Eine interne Kontrollgruppenstudie zeigte daraufhin, dass Studierende, die LabWrite benutzten, signifikant effektiver lernen als Studierende, die herkömmliche Anleitungen zum Schreiben des Protokolls verwendeten.
Die Studierenden erarbeiten sich aus didaktisch-methodischer Sicht durch die programmierten Unterweisungen des Programms sowohl den Lehrstoff des Experiments, als auch wissenschaftlich kritisches Denken. Die Annährung an dieses Ziel über viele Teilaufgaben (Fragen, die vom Programm gestellt werden) sorgt bei den Studierenden für Motivation, aber auch Durchhaltevermögen beim Experimentieren und der Auswertung und trägt damit zu einem Erfolg des Laborpraktikums bei.

Empfehlungen

Aufgrund der hohen Akzeptanz auf Seiten der Studierenden, Lehrenden und der Tutorinnen und Tutoren empfehlen wir einen Einsatz des Programms in naturwissenschaftlichen Lehrveranstaltungen mit Laborpraktikum.
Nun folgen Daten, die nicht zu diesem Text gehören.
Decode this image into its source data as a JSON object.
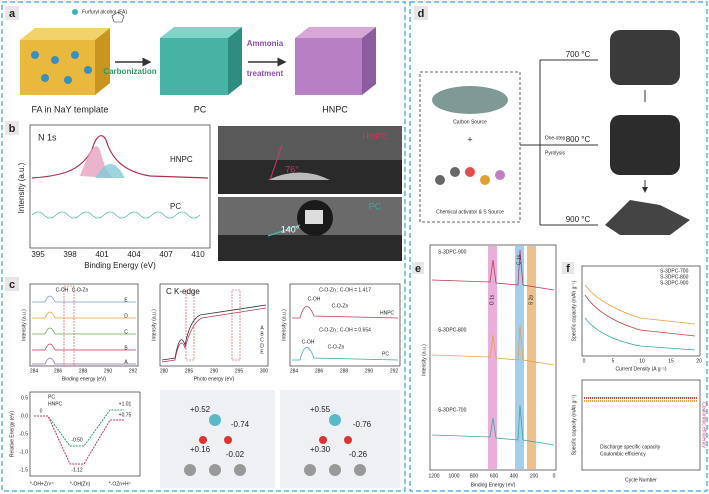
{
  "panels": {
    "a": {
      "label": "a",
      "reagent": "Furfuryl alcohol (FA)",
      "step1": "Carbonization",
      "step2": [
        "Ammonia",
        "treatment"
      ],
      "stages": [
        "FA in NaY template",
        "PC",
        "HNPC"
      ]
    },
    "b": {
      "label": "b",
      "plot": {
        "element": "N 1s",
        "legend": [
          "HNPC",
          "PC"
        ],
        "ylabel": "Intensity (a.u.)",
        "xlabel": "Binding Energy (eV)",
        "xticks": [
          "395",
          "398",
          "401",
          "404",
          "407",
          "410"
        ]
      },
      "photos": [
        {
          "sample": "HNPC",
          "angle": "76°"
        },
        {
          "sample": "PC",
          "angle": "140°"
        }
      ]
    },
    "c": {
      "label": "c",
      "xps": {
        "peaks": [
          "C-OH",
          "C-O-Zn"
        ],
        "samples": [
          "E",
          "D",
          "C",
          "B",
          "A"
        ],
        "ylabel": "Intensity (a.u.)",
        "xlabel": "Binding energy (eV)",
        "xticks": [
          "284",
          "286",
          "288",
          "290",
          "292"
        ]
      },
      "xanes": {
        "title": "C K-edge",
        "samples": [
          "A",
          "B",
          "C",
          "D",
          "E"
        ],
        "ylabel": "Intensity (a.u.)",
        "xlabel": "Photo energy (eV)",
        "xticks": [
          "280",
          "285",
          "290",
          "295",
          "300"
        ]
      },
      "fit": {
        "ratios": [
          "C-O-Zn : C-OH = 1.417",
          "C-O-Zn : C-OH = 0.654"
        ],
        "peaks": [
          "C-OH",
          "C-O-Zn"
        ],
        "samples": [
          "HNPC",
          "PC"
        ],
        "ylabel": "Intensity (a.u.)",
        "xticks": [
          "284",
          "286",
          "288",
          "290",
          "292"
        ]
      },
      "energy": {
        "legend": [
          "PC",
          "HNPC"
        ],
        "ylabel": "Relative Energy (eV)",
        "yticks": [
          "0.5",
          "0.0",
          "-0.5",
          "-1.0",
          "-1.5"
        ],
        "levels": [
          "0",
          "-0.50",
          "-1.12",
          "+0.75",
          "+1.01"
        ],
        "steps": [
          "*-OH+Zn²⁺",
          "*-OH(Zn)",
          "*-OZn+H⁺"
        ]
      },
      "charges": [
        [
          "+0.52",
          "-0.74",
          "+0.16",
          "-0.02"
        ],
        [
          "+0.55",
          "-0.76",
          "+0.30",
          "-0.26"
        ]
      ]
    },
    "d": {
      "label": "d",
      "carbon": "Carbon Source",
      "plus": "+",
      "activator": "Chemical activator & S Source",
      "process": [
        "One-step",
        "Pyrolysis"
      ],
      "temperatures": [
        "700 °C",
        "800 °C",
        "900 °C"
      ]
    },
    "e": {
      "label": "e",
      "samples": [
        "S-3DPC-900",
        "S-3DPC-800",
        "S-3DPC-700"
      ],
      "peaks": [
        "O 1s",
        "C 1s",
        "S 2p"
      ],
      "ylabel": "Intensity (a.u.)",
      "xlabel": "Binding Energy (eV)",
      "xticks": [
        "1200",
        "1000",
        "800",
        "600",
        "400",
        "200",
        "0"
      ]
    },
    "f": {
      "label": "f",
      "rate": {
        "legend": [
          "S-3DPC-700",
          "S-3DPC-800",
          "S-3DPC-900"
        ],
        "ylabel": "Specific capacity (mAh g⁻¹)",
        "xlabel": "Current Density (A g⁻¹)",
        "xticks": [
          "0",
          "5",
          "10",
          "15",
          "20"
        ]
      },
      "cycling": {
        "legend": [
          "Discharge specific capacity",
          "Coulombic efficiency"
        ],
        "ylabel": "Specific capacity (mAh g⁻¹)",
        "y2label": "Coulombic efficiency",
        "xlabel": "Cycle Number"
      }
    }
  }
}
Die Einsatzoptionen können dabei durch Lehrende sowie Tutorinnen und Tutoren nach Bedarf variiert werden.

Verallgemeinerbarkeit

Das Programm LabWrite ist in der Form seiner Anwendung sehr allgemein gehalten und kann damit auf viele naturwissenschaftliche Lehrveranstaltungen mit Laborpraktikum verallgemeinert werden.